This video explains Tofu interconnect ("6-Dimensional Mesh/Torus" Topology Network Technology).
(6 minutes 20 seconds)
In the K computer, a tremendously large system containing more than 80,000 CPUs, the network that exchanges data such as computational results between CPUs plays a very important role. The K computer's network, called Tofu, uses an innovative structure called "6-dimensional mesh/torus" topology. This enables the mutual interconnection of more than 80,000 CPUs.
How fast can CPUs exchange data?
Each CPU in the K computer can perform numerous computations in a short period of time. There are cases where data exchanges take place between CPUs during the computations. If these data exchanges are slow, the high computational power of all those CPUs cannot be fully utilized. The design of the 6-dimensional mesh/torus topology in the K computer provides many communication routes between neighboring CPUs. Execution of data communications between CPUs via the shortest route and over the shortest period of time is enabled to ensure the network can fully draw out the world top-class CPU computational power.
Immediate detection of CPU failure and organized data traffic
For the K computer to always maintain its highest performance, it is important that failures do not occur. Further even if a partial failure does occur, its overall impact must be minimized. The K computer is configured with alternate routes in the network between CPUs, and with a mechanism that bypasses failed CPUs so data exchange can continue. This means computational processing cannot be stopped.
Management functions to ensure efficient and maxim CPU performance
The K computer is expected to process computations (jobs) from many users simultaneously. The K computer therefore assigns the required CPUs to each respective job, based on their process contents from its 80,000 or more CPUs. But when assigning CPUs to many jobs, it is more efficient to ensure there is no unnecessary data communication between the CPUs. In the K computer, the job management software assigns respective jobs to the CPUs and controls the order of processes. This resembles the situation where you pack as many boxes as possible in a warehouse efficiently, leaving as little wasted space as possible, even when the boxes are of different shapes and sizes.
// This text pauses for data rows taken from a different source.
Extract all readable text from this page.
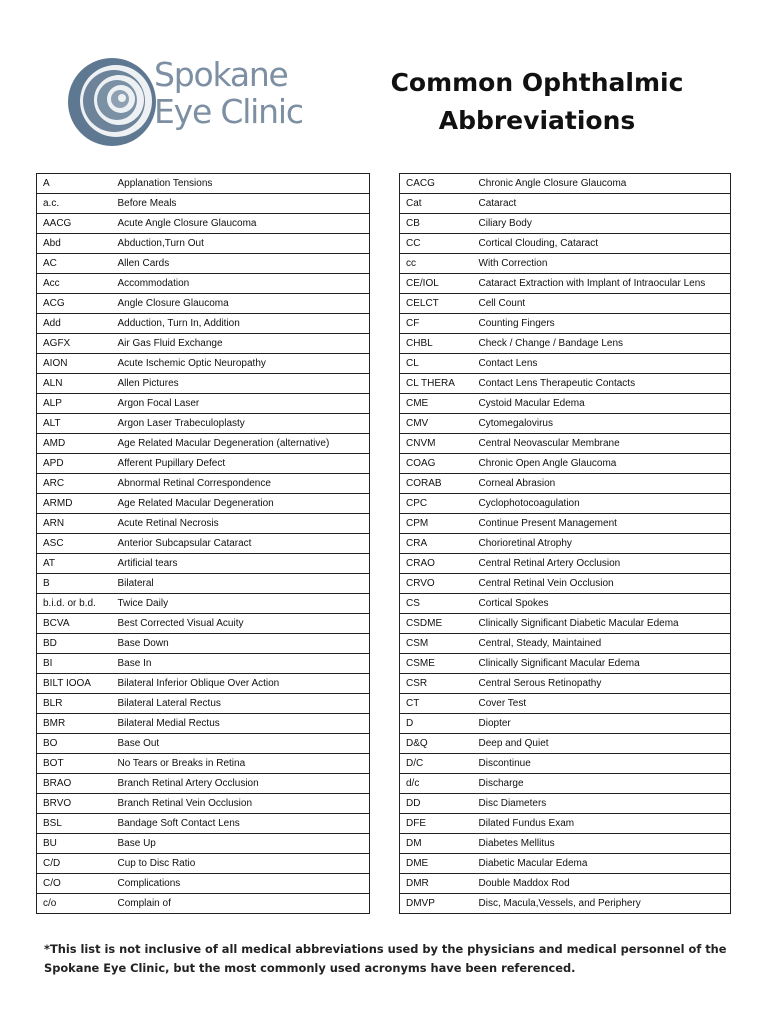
Spokane
Eye Clinic
Common Ophthalmic
Abbreviations
A	Applanation Tensions
a.c.	Before Meals
AACG	Acute Angle Closure Glaucoma
Abd	Abduction,Turn Out
AC	Allen Cards
Acc	Accommodation
ACG	Angle Closure Glaucoma
Add	Adduction, Turn In, Addition
AGFX	Air Gas Fluid Exchange
AION	Acute Ischemic Optic Neuropathy
ALN	Allen Pictures
ALP	Argon Focal Laser
ALT	Argon Laser Trabeculoplasty
AMD	Age Related Macular Degeneration (alternative)
APD	Afferent Pupillary Defect
ARC	Abnormal Retinal Correspondence
ARMD	Age Related Macular Degeneration
ARN	Acute Retinal Necrosis
ASC	Anterior Subcapsular Cataract
AT	Artificial tears
B	Bilateral
b.i.d. or b.d.	Twice Daily
BCVA	Best Corrected Visual Acuity
BD	Base Down
BI	Base In
BILT IOOA	Bilateral Inferior Oblique Over Action
BLR	Bilateral Lateral Rectus
BMR	Bilateral Medial Rectus
BO	Base Out
BOT	No Tears or Breaks in Retina
BRAO	Branch Retinal Artery Occlusion
BRVO	Branch Retinal Vein Occlusion
BSL	Bandage Soft Contact Lens
BU	Base Up
C/D	Cup to Disc Ratio
C/O	Complications
c/o	Complain of
CACG	Chronic Angle Closure Glaucoma
Cat	Cataract
CB	Ciliary Body
CC	Cortical Clouding, Cataract
cc	With Correction
CE/IOL	Cataract Extraction with Implant of Intraocular Lens
CELCT	Cell Count
CF	Counting Fingers
CHBL	Check / Change / Bandage Lens
CL	Contact Lens
CL THERA	Contact Lens Therapeutic Contacts
CME	Cystoid Macular Edema
CMV	Cytomegalovirus
CNVM	Central Neovascular Membrane
COAG	Chronic Open Angle Glaucoma
CORAB	Corneal Abrasion
CPC	Cyclophotocoagulation
CPM	Continue Present Management
CRA	Chorioretinal Atrophy
CRAO	Central Retinal Artery Occlusion
CRVO	Central Retinal Vein Occlusion
CS	Cortical Spokes
CSDME	Clinically Significant Diabetic Macular Edema
CSM	Central, Steady, Maintained
CSME	Clinically Significant Macular Edema
CSR	Central Serous Retinopathy
CT	Cover Test
D	Diopter
D&Q	Deep and Quiet
D/C	Discontinue
d/c	Discharge
DD	Disc Diameters
DFE	Dilated Fundus Exam
DM	Diabetes Mellitus
DME	Diabetic Macular Edema
DMR	Double Maddox Rod
DMVP	Disc, Macula,Vessels, and Periphery
*This list is not inclusive of all medical abbreviations used by the physicians and medical personnel of the Spokane Eye Clinic, but the most commonly used acronyms have been referenced.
Because the 6-dimensional mesh/torus topology network provides many communication routes between neighboring CPUs, the shapes of the jobs assigned to each CPU group can be flexibly changed. In other words multiple jobs can be assigned very flexibly and efficiently within the overall CPU population.
The K computer, using the features of the 6-dimensional mesh/torus topology, can maximize the computational power of its 80,000 or more CPUs without waste.